It’s a really strange thing when you start to deal with CMS vendors and understand the way that they do the things they do.
What do I mean?
I mean that it’s really interesting how they spend all of this time building products that are sold as newer/faster/better than what’s already out there in the status quo, but in reality, it’s just another layer of closed-source software that’s going to find ways to keep your institution locked into their tools for as long as possible.
That’s fine if you’re thinking about it from the perspective of profitability and trying to keep your company in business. But from the concept of having open information access and portability of data over a period of time, it’s the absolute worst idea ever.
Here’s an example:
In so many instances, I see situations where you have internal constituents such as faculty, staff or even students who avoid using the web site completely and create their own external things in open-source or free programs online such as Blogger or WordPress, because it’s easier for them to use and gives them rapid access without having to wade through the institutional bureaucracy.
I don’t think I blame them, even if from where I’ve sat, it can be a real pain to deal with that from a control of content perspective.
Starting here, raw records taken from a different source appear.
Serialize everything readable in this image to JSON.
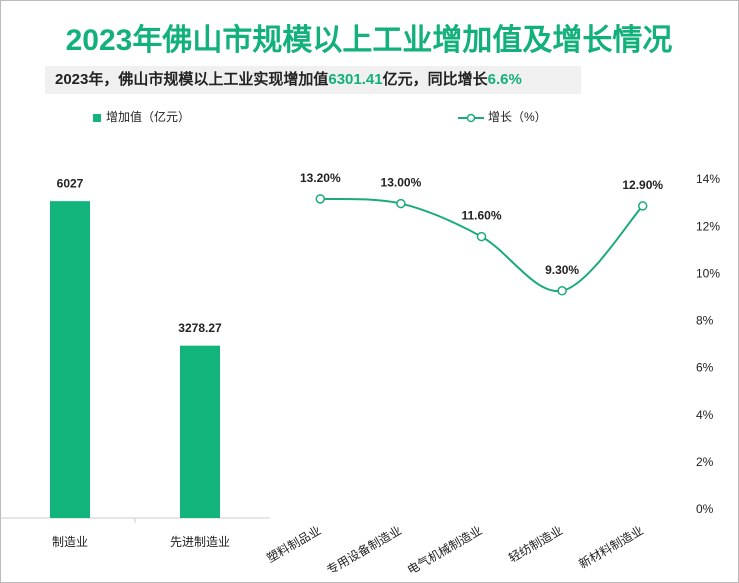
{
  "title": "2023年佛山市规模以上工业增加值及增长情况",
  "title_color": "#12b07a",
  "subtitle": [
    "2023年，佛山市规模以上工业实现增加值",
    "6301.41",
    "亿元，同比增长",
    "6.6%"
  ],
  "subtitle_highlight_color": "#12b07a",
  "chart_data": [
    {
      "type": "bar",
      "categories": [
        "制造业",
        "先进制造业"
      ],
      "series": [
        {
          "name": "增加值（亿元）",
          "color": "#12b47c",
          "values": [
            6027,
            3278.27
          ]
        }
      ],
      "ylim": [
        0,
        7000
      ]
    },
    {
      "type": "line",
      "categories": [
        "塑料制品业",
        "专用设备制造业",
        "电气机械制造业",
        "轻纺制造业",
        "新材料制造业"
      ],
      "series": [
        {
          "name": "增长（%）",
          "color": "#1aab7a",
          "axis": "y2",
          "values": [
            13.2,
            13.0,
            11.6,
            9.3,
            12.9
          ],
          "value_labels": [
            "13.20%",
            "13.00%",
            "11.60%",
            "9.30%",
            "12.90%"
          ]
        }
      ],
      "y2lim": [
        0,
        14
      ],
      "y2ticks": [
        {
          "value": 0,
          "label": "0%"
        },
        {
          "value": 2,
          "label": "2%"
        },
        {
          "value": 4,
          "label": "4%"
        },
        {
          "value": 6,
          "label": "6%"
        },
        {
          "value": 8,
          "label": "8%"
        },
        {
          "value": 10,
          "label": "10%"
        },
        {
          "value": 12,
          "label": "12%"
        },
        {
          "value": 14,
          "label": "14%"
        }
      ]
    }
  ]
}
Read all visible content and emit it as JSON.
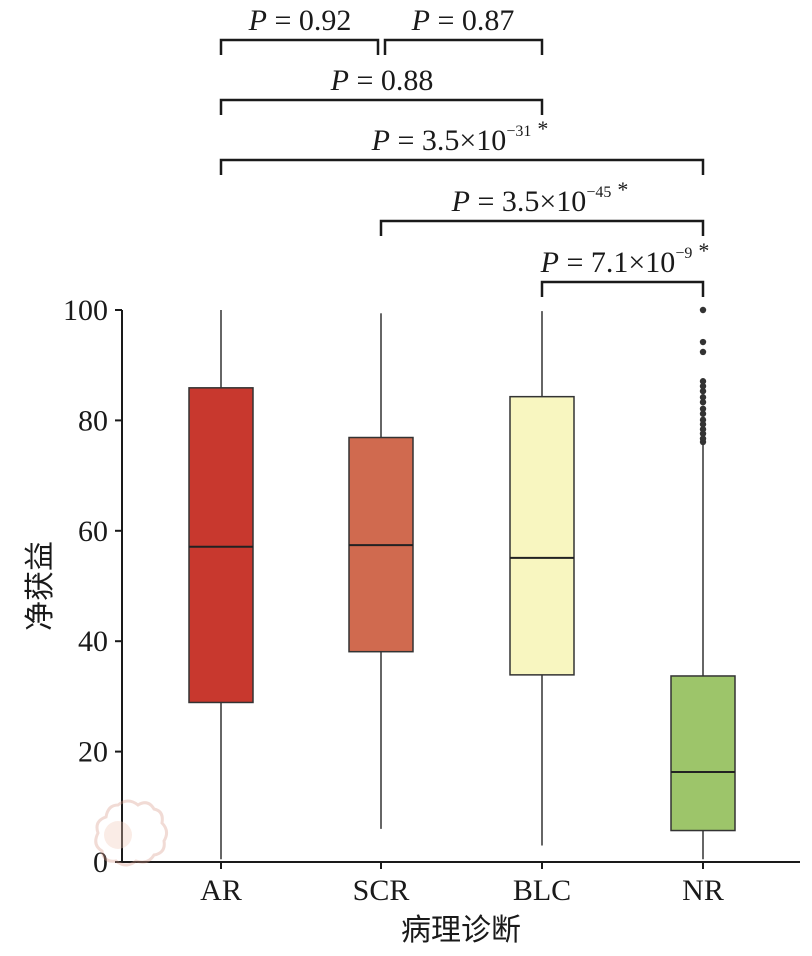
{
  "chart_data": {
    "type": "box",
    "xlabel": "病理诊断",
    "ylabel": "净获益",
    "ylim": [
      0,
      100
    ],
    "yticks": [
      0,
      20,
      40,
      60,
      80,
      100
    ],
    "categories": [
      "AR",
      "SCR",
      "BLC",
      "NR"
    ],
    "boxes": [
      {
        "category": "AR",
        "color": "#c8382e",
        "whisker_low": 0.5,
        "q1": 28.9,
        "median": 57.1,
        "q3": 85.9,
        "whisker_high": 100,
        "outliers": []
      },
      {
        "category": "SCR",
        "color": "#d06a4f",
        "whisker_low": 6.0,
        "q1": 38.1,
        "median": 57.4,
        "q3": 76.9,
        "whisker_high": 99.4,
        "outliers": []
      },
      {
        "category": "BLC",
        "color": "#f8f6c0",
        "whisker_low": 3.0,
        "q1": 33.9,
        "median": 55.1,
        "q3": 84.3,
        "whisker_high": 99.8,
        "outliers": []
      },
      {
        "category": "NR",
        "color": "#9dc56a",
        "whisker_low": 0.5,
        "q1": 5.7,
        "median": 16.3,
        "q3": 33.7,
        "whisker_high": 75.7,
        "outliers": [
          100,
          94.2,
          92.4,
          87.1,
          86.2,
          85.3,
          84.2,
          83.3,
          82.1,
          81.2,
          80.1,
          79.3,
          78.4,
          77.6,
          76.7,
          76.1
        ]
      }
    ],
    "comparisons": [
      {
        "from": "AR",
        "to": "SCR",
        "p_prefix": "P",
        "p_value": "0.92",
        "p_exponent": "",
        "significant": false
      },
      {
        "from": "SCR",
        "to": "BLC",
        "p_prefix": "P",
        "p_value": "0.87",
        "p_exponent": "",
        "significant": false
      },
      {
        "from": "AR",
        "to": "BLC",
        "p_prefix": "P",
        "p_value": "0.88",
        "p_exponent": "",
        "significant": false
      },
      {
        "from": "AR",
        "to": "NR",
        "p_prefix": "P",
        "p_value": "3.5×10",
        "p_exponent": "−31",
        "significant": true
      },
      {
        "from": "SCR",
        "to": "NR",
        "p_prefix": "P",
        "p_value": "3.5×10",
        "p_exponent": "−45",
        "significant": true
      },
      {
        "from": "BLC",
        "to": "NR",
        "p_prefix": "P",
        "p_value": "7.1×10",
        "p_exponent": "−9",
        "significant": true
      }
    ],
    "significance_marker": "*",
    "grid": false,
    "legend": "none"
  }
}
I guess there isn’t a real compelling financial interest for web design consultants to offer clients clear solutions, to charge a fixed fee for that and then to work together to deliver what they need from start to finish, irrespective of a need to lump additional services or other value-added ways to force the client to stay with you whether they like it or not.
In other words, your web consulting firm shouldn’t be like your cell phone company.
If you communicate well, give people what they want, help them break down barriers and help them develop a product that’s going to have some lasting value, then you’ve done your job. Hopefully, they’ll tell their friends about it and you’ll get continual business. If not, well you learn and keep working with people and go from there.
But giving people a content management system for CMS sake with SO many options that already exist in the field that doesn’t do anything new, different or better than what’s already out there is maybe a great way to line your pockets, but it’s not really a sustainable way to help people manage their content.
To ask reasonably intelligent individuals who might even do this for a living to spend an inordinate amount of time becoming familiar with institutional corporate nomenclature for otherwise ordinary things that people in the status quo are using and employing everyday is just another way to increase the barriers to entry for institutional folks are able to do things that their ordinary friends do. Meaning they’ll take your flashy new CMS with all of its xyz-million features and just go around it to do all of the stuff they were going to do before in the tools they know how to use.
You can teach them, you can invest time to train them and the fact is, the gargantuan investment of time involved is unlikely to be recouped in the long run.
Mimicking the flawed institutional problems that plague higher ed in the way we deliver web development and strategic services to them will not improve the minefield. It does give those willing to detach from it, an opportunity to thrive.